Back in stock!
I haven't stocked this 2003 album from Aborym until now, but since their newest album Psychogrotesque recently came out and I've been listening to it constantly, I've been working on picking up whatever other Aborym titles are still in print for the shop. This was their third album following Kali-Yuga Bizarre and Fire Walk With Us!, both of which captured Aborym's ongoing evolution that began with their strange experiments in electronically-enhanced black metal in the mid 90s. By this point, their mix of satanic blackened techno and experimental shapeshifting black/death was fully formed, a brand of sleek futuristic BM terror that positioned Aborym alongside the likes of Mysticum, Anaal Nathrakh, Declaration Of War-era Mayhem and (especially) Dodheimsgard. Fronted by singer Attila Csihar's awesome demented vocalizations that range from throat singing, blackened shrieks, and chant like intonations, and powered by eerie samples and blasting industrial black metal, this is fearsome, violent music that repudiates the claims of commercialization that many BM purists levelled at bands like this who utilized electronic elements. Feel-good music, this ain't. And it's very much rooted in a classic black metal sound, machinelike blastbeat drumming performed with rigid precision, and dizzying arpeggio sweeps and classical-influenced soloing coating the sound with a brittle layer of ice, while bits of electronic ambience and effects are strewn throughout the ferocious mechanized black metal assaults. Like it states in the booklet, "Aborym plays alien-black-hard/industrial exclusively".
With No Human Intervention's opening title track is feral, mechanical black metal with a killer programmed blastbeat and blackened death riff that appears later in the song, shifting gears into galloping thrash and then revealing some minor techno elements that creep in, like programmed snare rushes and swells of orchestral electronic ambience. It still mostly sounds like an electronically enhanced classic black metal band, though. As the album goes on, the music mutates more and more as harsh, unexpected edits, caustic computer glitchery and synthetic ambience increasingly mixes with the warped, evil black blast and crushing slower death metal riffage. It's not till the fourth track "Humechanics-Virus" that Aborym finally starts to inject their bursts of drum n' bass and hardcore techno into the music; when this kicks in, the aggressive electronic beats come in blasts and blurts, pounding savage rhythms seething beneath catchy blackened melodic hooks and the hellish vocals. The track "Does Not Compute" stands out with looped machine noises, factory floor ambience and clanking rhythms opening the song, then turning into a jittery, hard-edged drum n' bass workout laced with electronic noises and a massive sinister bassline.
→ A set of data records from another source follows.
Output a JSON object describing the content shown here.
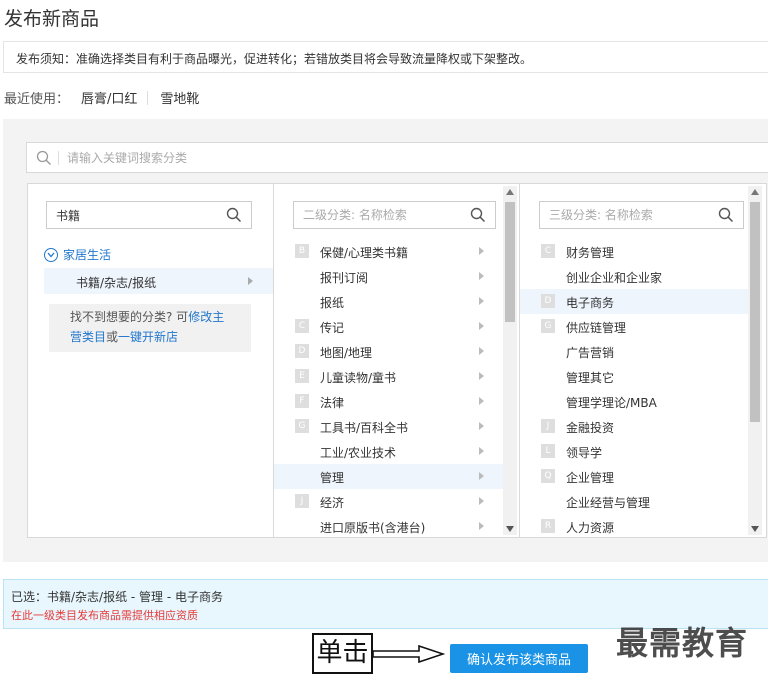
{
  "page": {
    "title": "发布新商品"
  },
  "notice": {
    "text": "发布须知：准确选择类目有利于商品曝光，促进转化；若错放类目将会导致流量降权或下架整改。"
  },
  "recent": {
    "label": "最近使用：",
    "items": [
      "唇膏/口红",
      "雪地靴"
    ]
  },
  "search": {
    "placeholder": "请输入关键词搜索分类"
  },
  "level1": {
    "search_value": "书籍",
    "parent": "家居生活",
    "child": "书籍/杂志/报纸",
    "not_found_prefix": "找不到想要的分类? 可",
    "not_found_link1": "修改主",
    "not_found_link2": "营类目",
    "not_found_mid": "或",
    "not_found_link3": "一键开新店"
  },
  "level2": {
    "placeholder": "二级分类: 名称检索",
    "items": [
      {
        "letter": "B",
        "label": "保健/心理类书籍"
      },
      {
        "letter": "",
        "label": "报刊订阅"
      },
      {
        "letter": "",
        "label": "报纸"
      },
      {
        "letter": "C",
        "label": "传记"
      },
      {
        "letter": "D",
        "label": "地图/地理"
      },
      {
        "letter": "E",
        "label": "儿童读物/童书"
      },
      {
        "letter": "F",
        "label": "法律"
      },
      {
        "letter": "G",
        "label": "工具书/百科全书"
      },
      {
        "letter": "",
        "label": "工业/农业技术"
      },
      {
        "letter": "",
        "label": "管理",
        "selected": true
      },
      {
        "letter": "J",
        "label": "经济"
      },
      {
        "letter": "",
        "label": "进口原版书(含港台)"
      }
    ]
  },
  "level3": {
    "placeholder": "三级分类: 名称检索",
    "items": [
      {
        "letter": "C",
        "label": "财务管理"
      },
      {
        "letter": "",
        "label": "创业企业和企业家"
      },
      {
        "letter": "D",
        "label": "电子商务",
        "selected": true
      },
      {
        "letter": "G",
        "label": "供应链管理"
      },
      {
        "letter": "",
        "label": "广告营销"
      },
      {
        "letter": "",
        "label": "管理其它"
      },
      {
        "letter": "",
        "label": "管理学理论/MBA"
      },
      {
        "letter": "J",
        "label": "金融投资"
      },
      {
        "letter": "L",
        "label": "领导学"
      },
      {
        "letter": "Q",
        "label": "企业管理"
      },
      {
        "letter": "",
        "label": "企业经营与管理"
      },
      {
        "letter": "R",
        "label": "人力资源"
      }
    ]
  },
  "selected": {
    "path": "已选：书籍/杂志/报纸 - 管理 - 电子商务",
    "warning": "在此一级类目发布商品需提供相应资质"
  },
  "annotation": {
    "label": "单击"
  },
  "confirm": {
    "label": "确认发布该类商品"
  },
  "watermark": {
    "text": "最需教育"
  },
  "colors": {
    "accent": "#1a93e6",
    "link": "#2277cc",
    "warning": "#e63a3a",
    "selected_row": "#eef5fd"
  }
}
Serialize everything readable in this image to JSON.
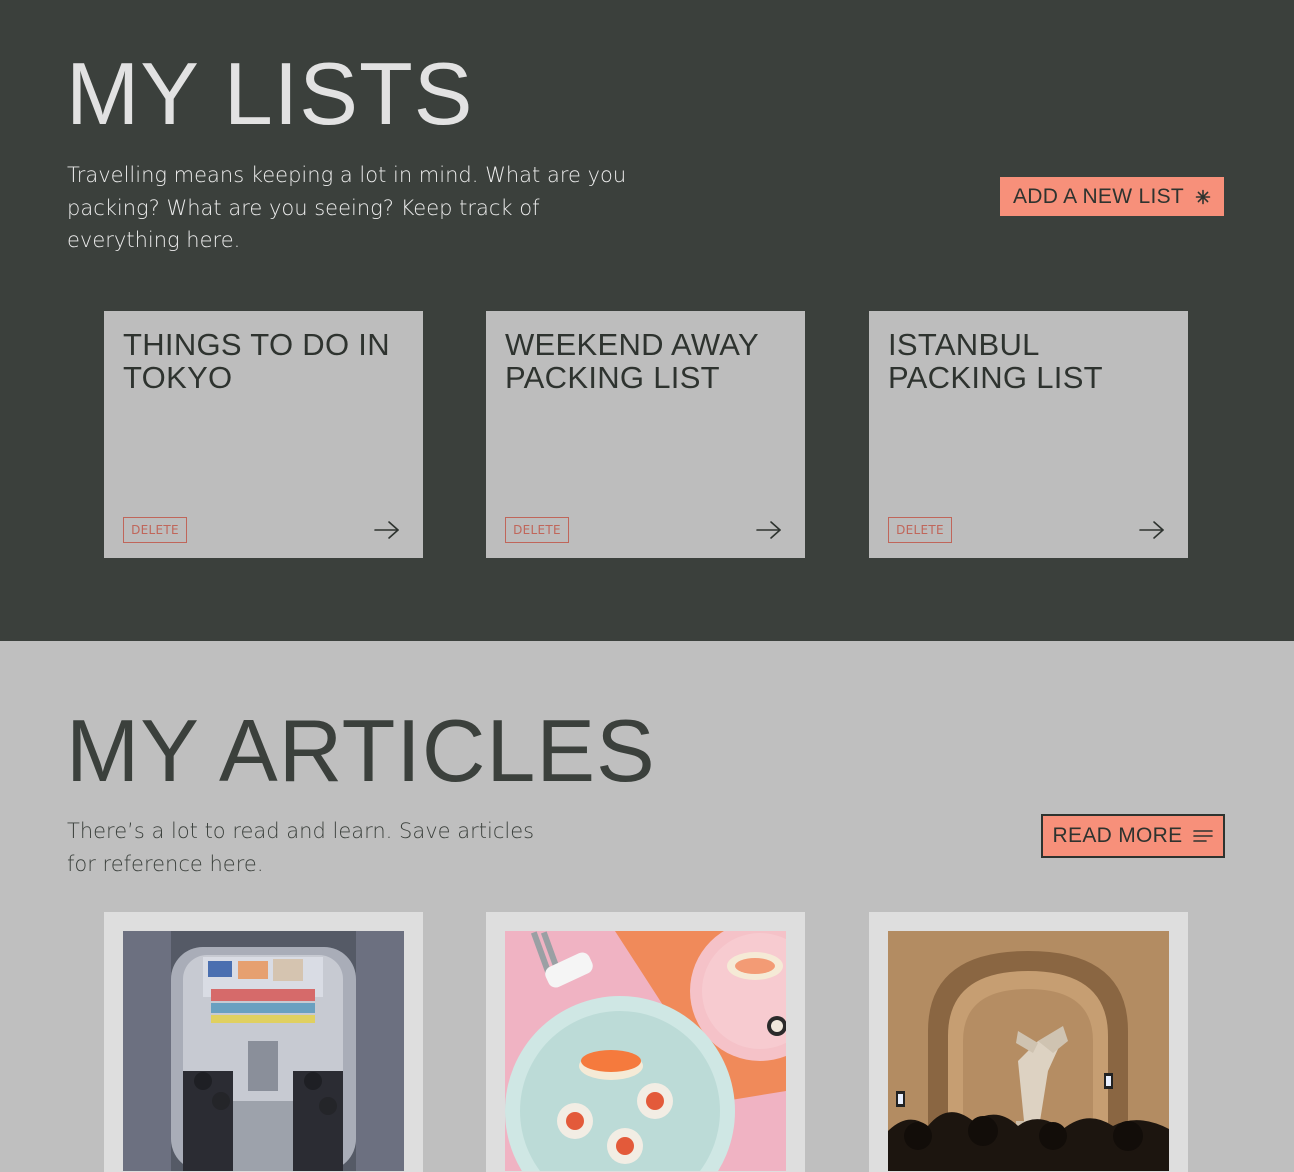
{
  "lists": {
    "heading": "MY LISTS",
    "intro": "Travelling means keeping a lot in mind. What are you packing? What are you seeing? Keep track of everything here.",
    "add_button_label": "ADD A NEW LIST",
    "add_button_icon": "asterisk-icon",
    "cards": [
      {
        "title": "THINGS TO DO IN TOKYO",
        "delete_label": "DELETE",
        "open_icon": "arrow-right-icon"
      },
      {
        "title": "WEEKEND AWAY PACKING LIST",
        "delete_label": "DELETE",
        "open_icon": "arrow-right-icon"
      },
      {
        "title": "ISTANBUL PACKING LIST",
        "delete_label": "DELETE",
        "open_icon": "arrow-right-icon"
      }
    ]
  },
  "articles": {
    "heading": "MY ARTICLES",
    "intro": "There’s a lot to read and learn. Save articles for reference here.",
    "read_more_label": "READ MORE",
    "read_more_icon": "menu-lines-icon",
    "cards": [
      {
        "image": "tokyo-train-interior-photo"
      },
      {
        "image": "sushi-plates-photo"
      },
      {
        "image": "museum-statue-crowd-photo"
      }
    ]
  },
  "colors": {
    "dark_background": "#3b403c",
    "light_background": "#bfbfbf",
    "accent": "#f7907a",
    "delete_red": "#c0665a"
  }
}
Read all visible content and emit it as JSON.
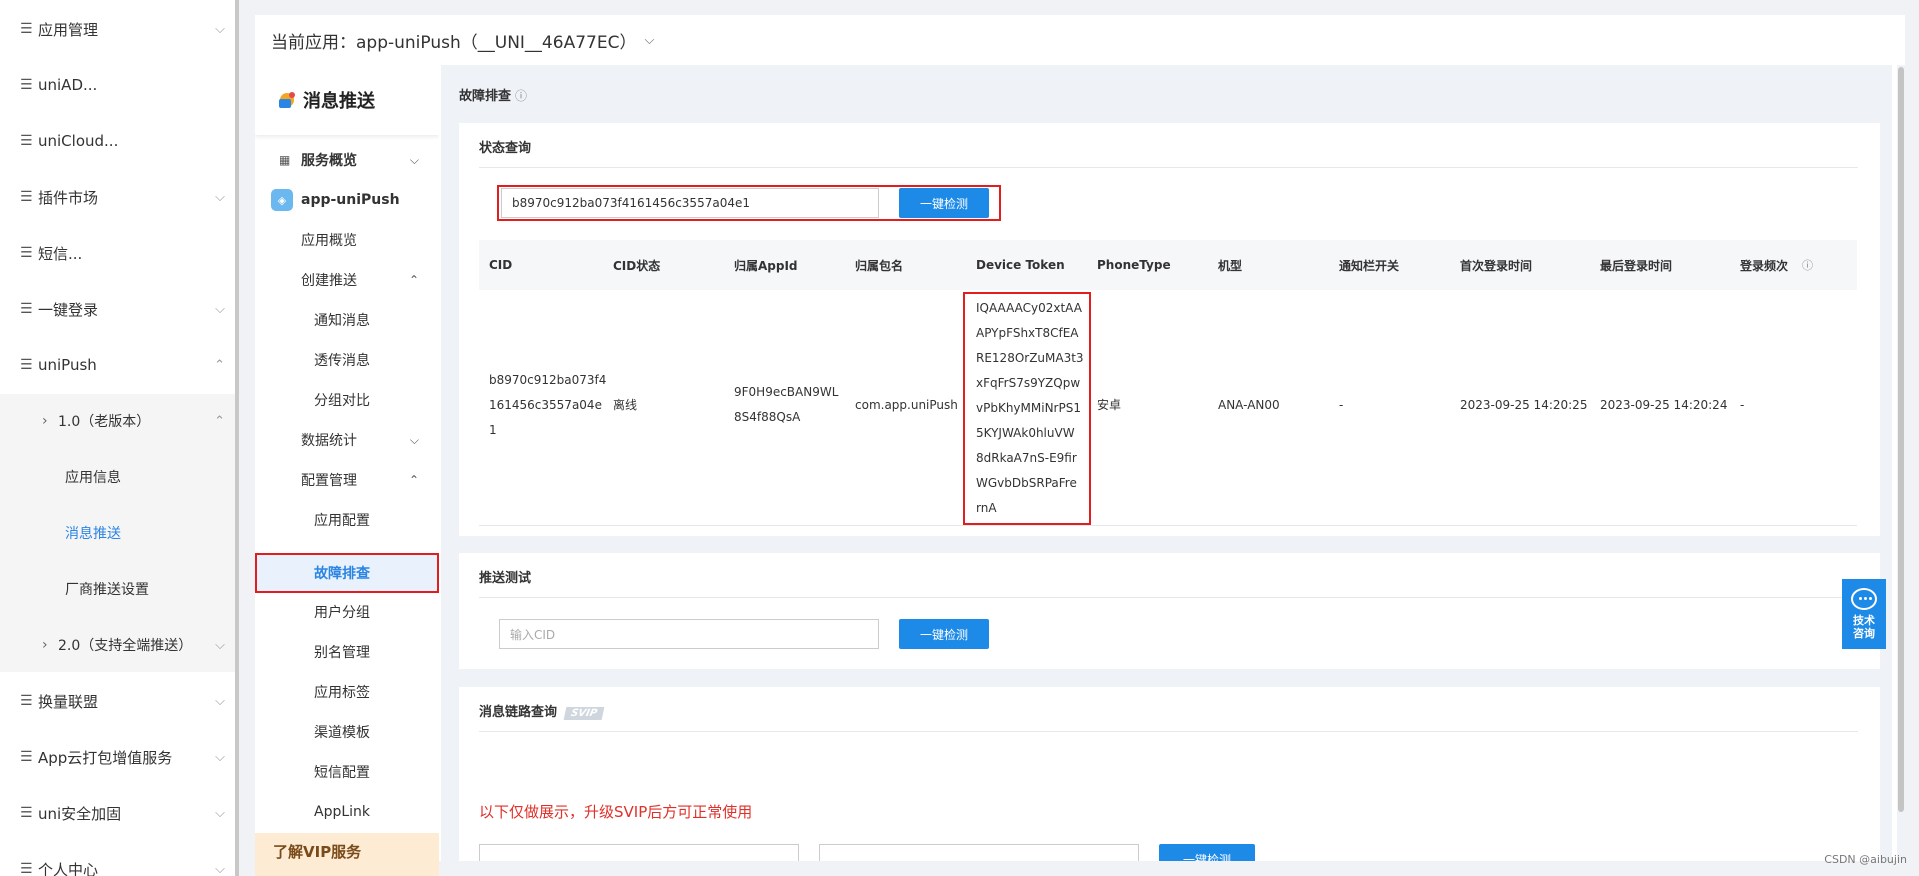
{
  "leftnav": {
    "items": [
      {
        "label": "应用管理",
        "chevron": "⌵"
      },
      {
        "label": "uniAD...",
        "chevron": ""
      },
      {
        "label": "uniCloud...",
        "chevron": ""
      },
      {
        "label": "插件市场",
        "chevron": "⌵"
      },
      {
        "label": "短信...",
        "chevron": ""
      },
      {
        "label": "一键登录",
        "chevron": "⌵"
      },
      {
        "label": "uniPush",
        "chevron": "⌃"
      }
    ],
    "uniPush_children": [
      {
        "label": "1.0（老版本）",
        "chevron": "⌃"
      },
      {
        "label": "应用信息"
      },
      {
        "label": "消息推送"
      },
      {
        "label": "厂商推送设置"
      },
      {
        "label": "2.0（支持全端推送）",
        "chevron": "⌵"
      }
    ],
    "items_after": [
      {
        "label": "换量联盟",
        "chevron": "⌵"
      },
      {
        "label": "App云打包增值服务",
        "chevron": "⌵"
      },
      {
        "label": "uni安全加固",
        "chevron": "⌵"
      },
      {
        "label": "个人中心",
        "chevron": "⌵"
      }
    ]
  },
  "topbar": {
    "current_app": "当前应用：app-uniPush（__UNI__46A77EC）",
    "dropdown_icon": "⌵"
  },
  "subnav": {
    "title": "消息推送",
    "overview": "服务概览",
    "app_name": "app-uniPush",
    "items": [
      {
        "label": "应用概览"
      },
      {
        "label": "创建推送",
        "chevron": "⌃"
      },
      {
        "label": "通知消息"
      },
      {
        "label": "透传消息"
      },
      {
        "label": "分组对比"
      },
      {
        "label": "数据统计",
        "chevron": "⌵"
      },
      {
        "label": "配置管理",
        "chevron": "⌃"
      },
      {
        "label": "应用配置"
      },
      {
        "label": "故障排查"
      },
      {
        "label": "用户分组"
      },
      {
        "label": "别名管理"
      },
      {
        "label": "应用标签"
      },
      {
        "label": "渠道模板"
      },
      {
        "label": "短信配置"
      },
      {
        "label": "AppLink"
      }
    ],
    "vip_label": "了解VIP服务"
  },
  "content": {
    "page_title": "故障排查",
    "help_icon": "?",
    "status_panel": {
      "title": "状态查询",
      "cid_value": "b8970c912ba073f4161456c3557a04e1",
      "button": "一键检测",
      "columns": [
        "CID",
        "CID状态",
        "归属AppId",
        "归属包名",
        "Device Token",
        "PhoneType",
        "机型",
        "通知栏开关",
        "首次登录时间",
        "最后登录时间",
        "登录频次"
      ],
      "row": {
        "cid_lines": [
          "b8970c912ba073f4",
          "161456c3557a04e",
          "1"
        ],
        "status": "离线",
        "appid_lines": [
          "9F0H9ecBAN9WL",
          "8S4f88QsA"
        ],
        "package": "com.app.uniPush",
        "token_lines": [
          "IQAAAACy02xtAA",
          "APYpFShxT8CfEA",
          "RE128OrZuMA3t3",
          "xFqFrS7s9YZQpw",
          "vPbKhyMMiNrPS1",
          "5KYJWAk0hluVW",
          "8dRkaA7nS-E9fir",
          "WGvbDbSRPaFre",
          "rnA"
        ],
        "phone_type": "安卓",
        "model": "ANA-AN00",
        "notify_switch": "-",
        "first_login": "2023-09-25 14:20:25",
        "last_login": "2023-09-25 14:20:24",
        "login_freq": "-"
      }
    },
    "push_test_panel": {
      "title": "推送测试",
      "cid_placeholder": "输入CID",
      "button": "一键检测"
    },
    "trace_panel": {
      "title": "消息链路查询",
      "badge": "SVIP",
      "notice": "以下仅做展示，升级SVIP后方可正常使用",
      "button": "一键检测"
    }
  },
  "float_help": {
    "line1": "技术",
    "line2": "咨询"
  },
  "watermark": "CSDN @aibujin",
  "colors": {
    "accent": "#1d8ae8",
    "highlight_border": "#e21d1d",
    "notice": "#e0302a"
  }
}
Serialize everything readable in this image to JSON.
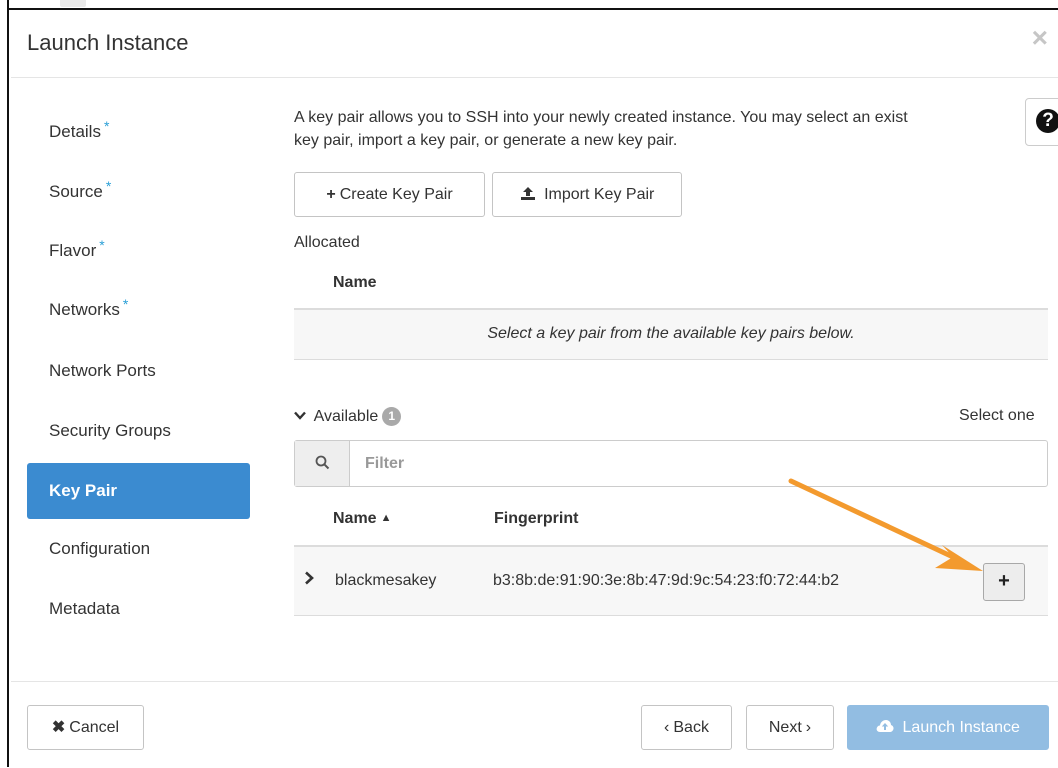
{
  "modal": {
    "title": "Launch Instance",
    "close_glyph": "×"
  },
  "sidebar": {
    "items": [
      {
        "label": "Details",
        "required": "*"
      },
      {
        "label": "Source",
        "required": "*"
      },
      {
        "label": "Flavor",
        "required": "*"
      },
      {
        "label": "Networks",
        "required": "*"
      },
      {
        "label": "Network Ports"
      },
      {
        "label": "Security Groups"
      },
      {
        "label": "Key Pair"
      },
      {
        "label": "Configuration"
      },
      {
        "label": "Metadata"
      }
    ],
    "active": "Key Pair"
  },
  "content": {
    "description_line1": "A key pair allows you to SSH into your newly created instance. You may select an exist",
    "description_line2": "key pair, import a key pair, or generate a new key pair.",
    "help_glyph": "?",
    "create_button": "Create Key Pair",
    "import_button": "Import Key Pair",
    "allocated_label": "Allocated",
    "allocated_column": "Name",
    "allocated_empty": "Select a key pair from the available key pairs below.",
    "available_label": "Available",
    "available_count": "1",
    "select_one": "Select one",
    "filter_placeholder": "Filter",
    "columns": {
      "name": "Name",
      "fingerprint": "Fingerprint"
    },
    "rows": [
      {
        "name": "blackmesakey",
        "fingerprint": "b3:8b:de:91:90:3e:8b:47:9d:9c:54:23:f0:72:44:b2",
        "action": "+"
      }
    ]
  },
  "footer": {
    "cancel": "Cancel",
    "back": "Back",
    "next": "Next",
    "launch": "Launch Instance"
  },
  "colors": {
    "active_nav": "#3b8bd0",
    "required_star": "#2a9fd6",
    "launch_button": "#92bde2",
    "annotation_arrow": "#f39a2e"
  },
  "icons": {
    "create": "plus-icon",
    "import": "upload-icon",
    "search": "search-icon",
    "cancel": "x-icon",
    "launch": "cloud-upload-icon"
  }
}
The pure techno of "Cheronobyl Generation" is as close to actual dance music as Aborym gets here, but with it's scorched blackened shrieks and evil tone, it's hardly party music. The rest of the album is rife with more crazed electro-BM experimentation that ranges from weird Morbid Angel-like soloing
and orgasmic female moans, harpsichord sections backed by pummeling industrial beats and hoovering techno synths, and stretches of creepy slasher movie soundtrack music. The album constantly shifts and changes shape, with an almost Mr Bungle-like tendency for wild stylistic leaps. "The Triumph" even features an emotional ballad-like breakdown with synths and a soaring guitar solo that sounds like something off of an 80s hair metal album, right before the band kicks into an equally soaring kosimiche hallucination that combines the sounds of agonized screaming and demented carnival music.
A strange and unpredictable album, Intervention is one of my favorite electro/black metal records and highly recommended to fans of bizarre, experimental, digitally-possessed BM and the likes of Dodheimsgard and Blacklodge. This US release on Mercenary Musik also features an enhanced CD-Rom portion of the disc that features a music video for the title track "With No Human Intervention".